With the 20th edition of the Football World Cup (or Soccer to you pesky Americans!), kicking off in just under a month’s time in Brazil, aside from all the sporting goodness that will take place for a whole 31 days, what state are the musical prospects of the prosperous South American country in?

Well, if you took a look at the ‘One Love, One Rhythm’ official album released by FIFA, you’ll see a hot-potch of representative music, ‘Lepo, Lepo’ by Psirico is a breezy sax-laden tune for starters, and a bunch of chart stars thrown in to boost sales, the musical plague that is Pitbull, Jennifer Lopez and everyone’s favourite Latino Ricky Martin. But a real sample of Brazilian music offers so much more than this Western-take of what we THINK Brazilian’s listen to and create.

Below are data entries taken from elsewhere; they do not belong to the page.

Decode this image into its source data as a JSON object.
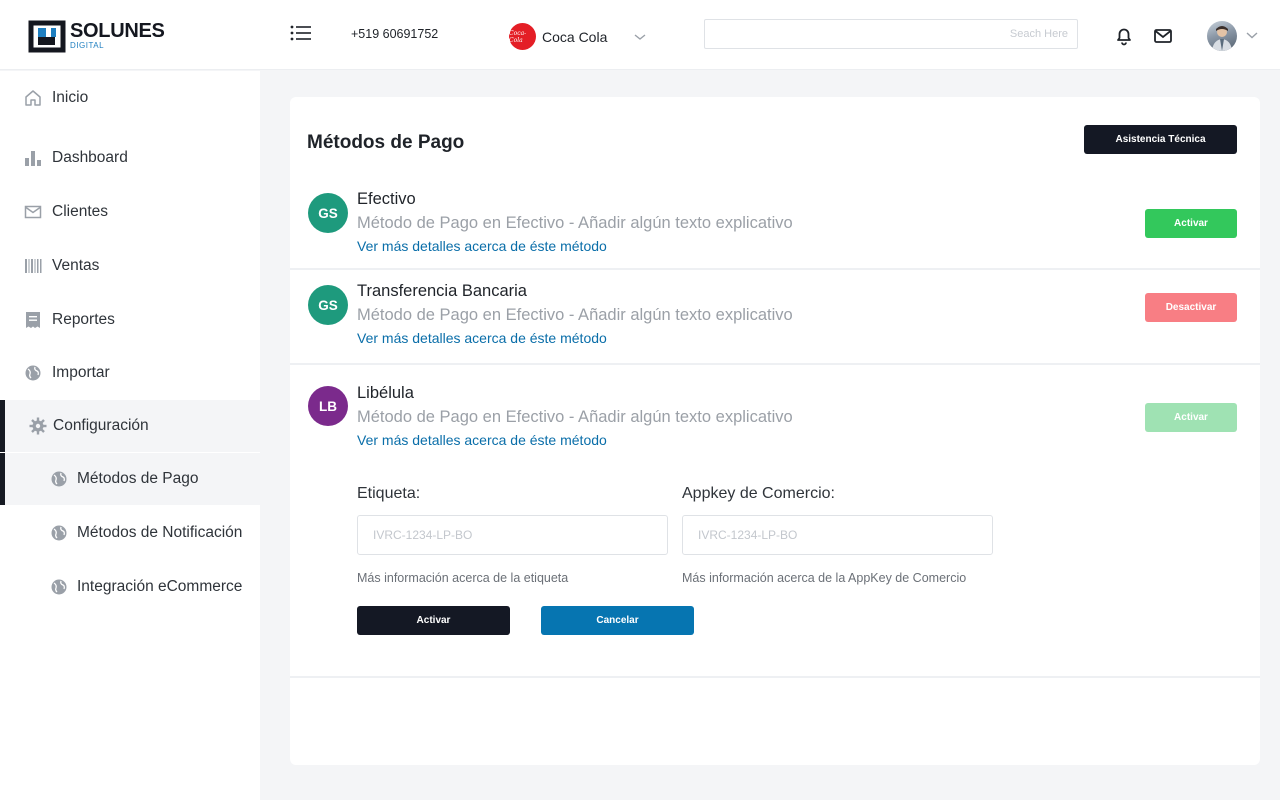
{
  "header": {
    "logo": {
      "word": "SOLUNES",
      "sub": "DIGITAL"
    },
    "phone": "+519 60691752",
    "brand": {
      "name": "Coca Cola",
      "logo_text": "Coca-Cola",
      "logo_color": "#e41e26"
    },
    "search": {
      "placeholder": "Seach Here",
      "value": ""
    },
    "icons": [
      "menu-icon",
      "bell-icon",
      "mail-icon",
      "chevron-down-icon"
    ]
  },
  "sidebar": {
    "items": [
      {
        "label": "Inicio",
        "icon": "home-icon"
      },
      {
        "label": "Dashboard",
        "icon": "bar-chart-icon"
      },
      {
        "label": "Clientes",
        "icon": "envelope-icon"
      },
      {
        "label": "Ventas",
        "icon": "barcode-icon"
      },
      {
        "label": "Reportes",
        "icon": "receipt-icon"
      },
      {
        "label": "Importar",
        "icon": "globe-icon"
      },
      {
        "label": "Configuración",
        "icon": "gear-icon",
        "active": true
      }
    ],
    "subitems": [
      {
        "label": "Métodos de Pago",
        "icon": "globe-icon",
        "active": true
      },
      {
        "label": "Métodos de Notificación",
        "icon": "globe-icon"
      },
      {
        "label": "Integración eCommerce",
        "icon": "globe-icon"
      }
    ]
  },
  "main": {
    "title": "Métodos de Pago",
    "help_button": "Asistencia Técnica",
    "methods": [
      {
        "initials": "GS",
        "avatar_color": "#1e9a7d",
        "name": "Efectivo",
        "description": "Método de Pago en Efectivo - Añadir algún texto explicativo",
        "link": "Ver más detalles acerca de éste método",
        "button": "Activar",
        "button_state": "activate"
      },
      {
        "initials": "GS",
        "avatar_color": "#1e9a7d",
        "name": "Transferencia Bancaria",
        "description": "Método de Pago en Efectivo - Añadir algún texto explicativo",
        "link": "Ver más detalles acerca de éste método",
        "button": "Desactivar",
        "button_state": "deactivate"
      },
      {
        "initials": "LB",
        "avatar_color": "#7b2a8c",
        "name": "Libélula",
        "description": "Método de Pago en Efectivo - Añadir algún texto explicativo",
        "link": "Ver más detalles acerca de éste método",
        "button": "Activar",
        "button_state": "disabled"
      }
    ],
    "form": {
      "etiqueta": {
        "label": "Etiqueta:",
        "placeholder": "IVRC-1234-LP-BO",
        "value": "",
        "help": "Más información acerca de la etiqueta"
      },
      "appkey": {
        "label": "Appkey de Comercio:",
        "placeholder": "IVRC-1234-LP-BO",
        "value": "",
        "help": "Más información acerca de la AppKey de Comercio"
      },
      "submit_label": "Activar",
      "cancel_label": "Cancelar"
    }
  }
}
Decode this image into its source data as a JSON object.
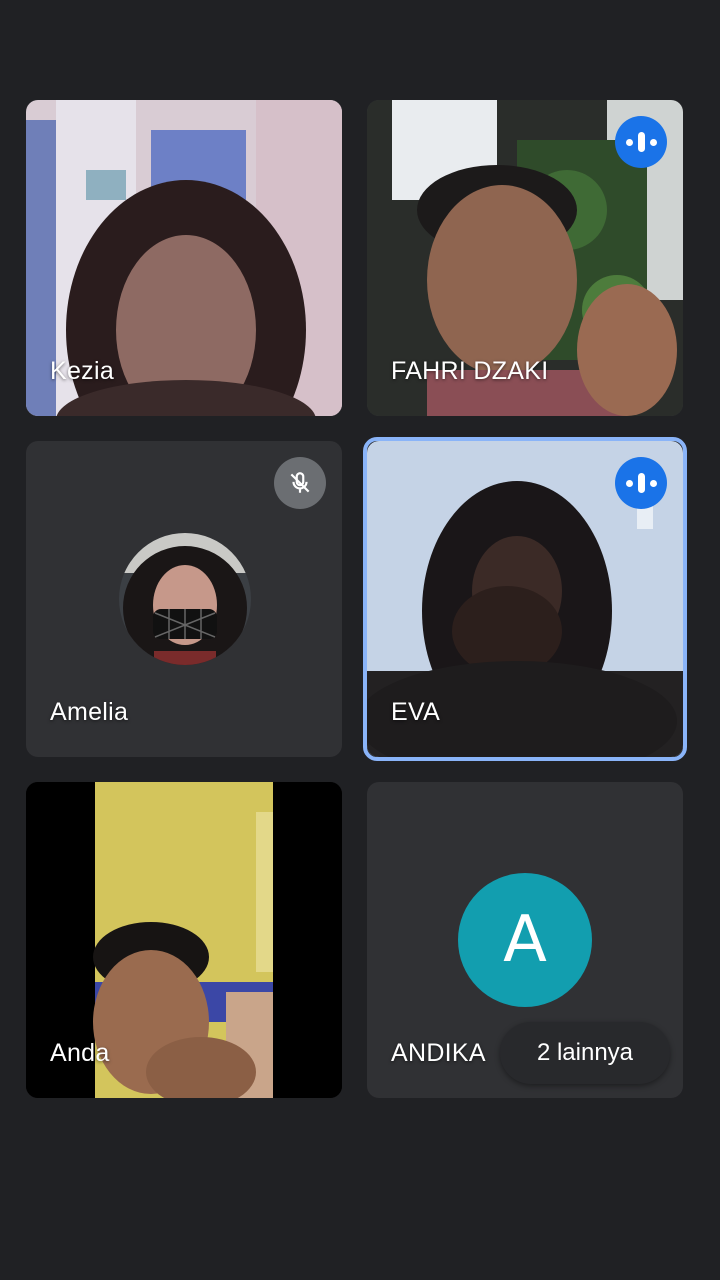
{
  "participants": [
    {
      "name": "Kezia",
      "state": "video"
    },
    {
      "name": "FAHRI DZAKI",
      "state": "video",
      "speaking_icon": "audio-level-icon"
    },
    {
      "name": "Amelia",
      "state": "avatar",
      "muted_icon": "mic-off-icon"
    },
    {
      "name": "EVA",
      "state": "video",
      "speaking_icon": "audio-level-icon",
      "active_speaker": true
    },
    {
      "name": "Anda",
      "state": "video"
    },
    {
      "name": "ANDIKA",
      "state": "letter-avatar",
      "avatar_letter": "A"
    }
  ],
  "more": {
    "label": "2 lainnya"
  },
  "colors": {
    "background": "#202124",
    "tile": "#303134",
    "speaking_badge": "#1a73e8",
    "active_border": "#8ab4f8",
    "letter_avatar": "#129eaf",
    "muted_badge": "#6b6e72"
  }
}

One look at what is topping the Brazilian charts, Coldplay aside, is a unique twist on the current EDM-craze hitting the Western world. Pop star, Anitta is a big star in her homeland, netting her both the most-watched YouTube video and fastest-selling single in Brazil, ever! For a country used to indulging in the world-wide reaching uber successful bands, it is nice to see such trust in young, homegrown talent. The music itself isn’t ground-breaking at all, but there’s something appealing to the dulcet sounds of the Portuguese language in song that makes it all the more bearable to listen to!

Next up is a whole genre unique to Brazilian tastes, may I present to you; funk ostentacao, officially described as ‘songs whose themes refer to conscious consumption’…so sorta like rap music! One of the themes that can be contained within funk ostentacao is one of leaving the slums and ‘an ambition to win’, which does set it out somewhat from conventional rappers of the modern-day who’re most interesting in more dubious areas, but again the parallels are there to rap music, with ‘leaving the hood’ a theme many rap aficionados are well aware of. The leader of said genre is a guy called MC Guime, best known for songs like “Plaquê de 100” and  “Pais do Futebol”, the latter of which I HAVE listened to! It involves more signing than traditional rap, but features a bouncy backing beat and a more conventional rapper joins him on the track. 

One of the most well-known Brazilian musicians is Sergio Mendes, he who brought the glorious Mas Que Nada to the mainstream, had also managed to transport the majestic Brazilian percussion bands, who use drums entirely, to record. Check out his 1992-Grammy winning record, ‘Brasilero’, for the fantastic ‘Cabua-Le-Le’, a track that brought together 100 drummers together in a Rio de Janiero car park to deliver such an awesome sound. Throw in the charming vocals and underlying acoustics and it’s a riotous affair, of vibrancy and happiness. Then go back to Mas Que Nada for some classic soul and wait for that piano to kick in!

With a name like a typical Brazilian footballer, Gonzaguinha is an artist that brings the spirit of carnival to the masses, with all manner of acoustic guitars and a maraca shaking beat that doesn’t go away alongside the fragile and poetic Portuguese tones. ‘O Que é, o Que é?’, is a really relaxing tune to listen to, but manages to still be a party song at the same time, which is some feat! Finishing with a singer commonly regarded as the best female Brazilian of all time, Ellis Regina, whose wonderful ‘Como Nossos Pais’, is a great, unique song.It has a great tribal drum beat that accompanies Regina’s guiding vocals, before she primally screams in the middle which see American country guitars join the party, it’s a slow-burner, relaxing song that manages to squeeze in all manner of styles and instrumentation to accompany the one constant: the incredible vocals of the husky Ellis Regina. Definitely one to check out.


If it got one thing right, at least that FIFA album got a magnificent piece of album art together, but for a real slice of Brazilian music, dig a little deeper and you’ll be sure to find some gems from this special country of culture. The greatest thing about this country is that there is no one discernible genre you can pin to the entire nation, not like Brit-pop for the UK or flamenco for Spain, no Brazil encompasses so many different inspirations, from African, European and American music, that when mixed with their own origins creates some special, unique music. The football may be the biggest deal going on with Brazil this summer, but in turn, hopefully the musical stars of the nation will achieve some much due attention for their talents.